Rather than summarize the whole book, I will comment on 3 points that struck me, particularly.
First, of course, is that I don't think many people of our era can comprehend the hardship and great risks these early explorers endured. These journeys involved backpacking in temperatures plunging well into the double-digits below zero, in areas with few if any trees, carting provisions but still dependent on hunting along the way ... Hearne and his parties, often only native Americans, went without food for days. During the "summer" seasons, snow, sleet and freezing rain still occurs, interspersed with temperatures, incredibibly, soaring to near 100 degrees, or dropping to near freezing or below, after having been rained on for days, unable to build a fire nor get dry, and with the added torment of clouds of mosquitoes. The misery sounds unimaginable.
Interestingly, while European women were left home, the Indian women not only participated in these expeditions, but were regarded as necessities: although the men did the hunting, the women were responsible for just about everything else: turning dead game into food and turning skins into clothing and building snowshoes and serving as beasts of burden. In these societies, Hearne notes that men, even the lowliest in status, ate their fill before the women could have their share, and at times were left without a morsel. Starvation happened. At one point during their travels, an Indian woman spent 2 days in painful labor, while the party waited. Once she had the baby, onto her back it went and off she slogged with the expedition, through swamp and snow, moaning in pain and still toting her regular burden as well as her baby, although someone else did pull her sledge for one day after her travails. Hearne, still a gentleman, expresses some horror at the way women were treated in these societies.
Haunting him for the rest of his life, according to his writings and accounts of witnesses, was a massacre of innocent Inuit by the Dene party who had been contracted to escort Hearne to a rumored rich copper mine and hopefully the northwest passage the British had been fervently hoping to find. Coming upon a small family of Inuit, the Dene warriors apparently unleashed their demons on them, brutally torturing and killing men, women, children and the elderly, seemingly for their own amusement. Hearne, the only European in the party, was powerless to stop them and was seen as weak for trying to dissuade them. The only thing he could do was document the massacre.

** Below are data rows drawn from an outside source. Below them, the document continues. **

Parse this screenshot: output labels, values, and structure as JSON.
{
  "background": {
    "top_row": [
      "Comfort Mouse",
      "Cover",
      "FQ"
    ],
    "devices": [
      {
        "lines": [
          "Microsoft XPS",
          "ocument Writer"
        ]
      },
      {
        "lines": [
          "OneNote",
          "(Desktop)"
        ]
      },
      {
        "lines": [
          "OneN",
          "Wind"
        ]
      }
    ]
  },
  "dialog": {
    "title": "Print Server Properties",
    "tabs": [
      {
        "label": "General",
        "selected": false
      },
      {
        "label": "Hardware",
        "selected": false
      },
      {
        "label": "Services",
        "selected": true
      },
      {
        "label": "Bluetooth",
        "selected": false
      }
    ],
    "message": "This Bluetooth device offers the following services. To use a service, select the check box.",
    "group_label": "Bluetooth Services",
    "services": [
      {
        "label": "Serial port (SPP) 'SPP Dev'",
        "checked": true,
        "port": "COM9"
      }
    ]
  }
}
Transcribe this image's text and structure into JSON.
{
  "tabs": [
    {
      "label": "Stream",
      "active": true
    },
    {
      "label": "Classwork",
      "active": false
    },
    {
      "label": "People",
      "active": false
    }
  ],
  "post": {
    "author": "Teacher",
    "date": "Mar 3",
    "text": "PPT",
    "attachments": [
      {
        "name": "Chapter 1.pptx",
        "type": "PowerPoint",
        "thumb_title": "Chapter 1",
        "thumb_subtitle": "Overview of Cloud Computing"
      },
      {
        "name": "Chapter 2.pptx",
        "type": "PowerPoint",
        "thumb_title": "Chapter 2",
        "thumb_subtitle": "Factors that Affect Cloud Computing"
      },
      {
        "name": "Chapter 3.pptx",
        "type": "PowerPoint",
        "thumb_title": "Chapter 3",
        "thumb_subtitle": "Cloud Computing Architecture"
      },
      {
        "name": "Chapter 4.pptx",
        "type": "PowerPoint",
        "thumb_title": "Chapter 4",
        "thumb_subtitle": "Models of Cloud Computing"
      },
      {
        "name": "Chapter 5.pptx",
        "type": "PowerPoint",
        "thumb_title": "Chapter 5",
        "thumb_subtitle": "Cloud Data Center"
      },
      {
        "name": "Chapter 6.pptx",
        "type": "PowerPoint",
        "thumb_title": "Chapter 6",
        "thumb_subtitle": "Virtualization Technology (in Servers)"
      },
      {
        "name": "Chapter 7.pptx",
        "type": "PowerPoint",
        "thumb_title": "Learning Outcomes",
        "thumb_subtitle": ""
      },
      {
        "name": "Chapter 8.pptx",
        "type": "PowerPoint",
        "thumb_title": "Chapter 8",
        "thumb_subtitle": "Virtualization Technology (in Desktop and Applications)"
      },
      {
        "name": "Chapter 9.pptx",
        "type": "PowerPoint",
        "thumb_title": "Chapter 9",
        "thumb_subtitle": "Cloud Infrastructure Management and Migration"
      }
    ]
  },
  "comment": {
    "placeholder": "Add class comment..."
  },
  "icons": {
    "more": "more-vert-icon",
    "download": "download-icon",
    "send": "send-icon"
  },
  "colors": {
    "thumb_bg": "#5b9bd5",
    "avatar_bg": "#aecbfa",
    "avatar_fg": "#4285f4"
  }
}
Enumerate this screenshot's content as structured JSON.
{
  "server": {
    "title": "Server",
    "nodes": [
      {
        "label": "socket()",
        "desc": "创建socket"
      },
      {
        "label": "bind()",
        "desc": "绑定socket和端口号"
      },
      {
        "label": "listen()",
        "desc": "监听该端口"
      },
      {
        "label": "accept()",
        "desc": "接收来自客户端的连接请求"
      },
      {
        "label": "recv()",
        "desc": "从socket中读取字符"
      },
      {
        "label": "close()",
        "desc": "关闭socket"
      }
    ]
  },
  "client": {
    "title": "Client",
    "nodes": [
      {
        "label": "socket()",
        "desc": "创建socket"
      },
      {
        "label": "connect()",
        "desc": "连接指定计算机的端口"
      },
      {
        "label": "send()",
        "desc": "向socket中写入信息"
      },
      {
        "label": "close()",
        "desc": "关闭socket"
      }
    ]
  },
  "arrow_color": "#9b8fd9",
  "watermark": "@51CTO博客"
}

Hearne, and other British travelers, were betrayed, robbed and abandoned by their native American cohorts quite often, it seems; casks of rum were hauled inland for trading expeditions (it was also customary to offer gifts) and by the time it was all over, it turned out the men in charge of the casks had consumed it themselves and replaced it with water.
Politically incorrect it may sound now, but I can see where frictions might occur when the European and Indian cultures collided.
The author's notes at the end of the book ... a section I usually tend to just skim through ... is in the case enlightening. The author revisits Hearne's childhood town, and the areas of London where he lived after his retirement, while working on his book, and finds out, disappointingly, that the noble and brilliant explorer has been all but forgotten.
Hopefully this book will help to remedy that!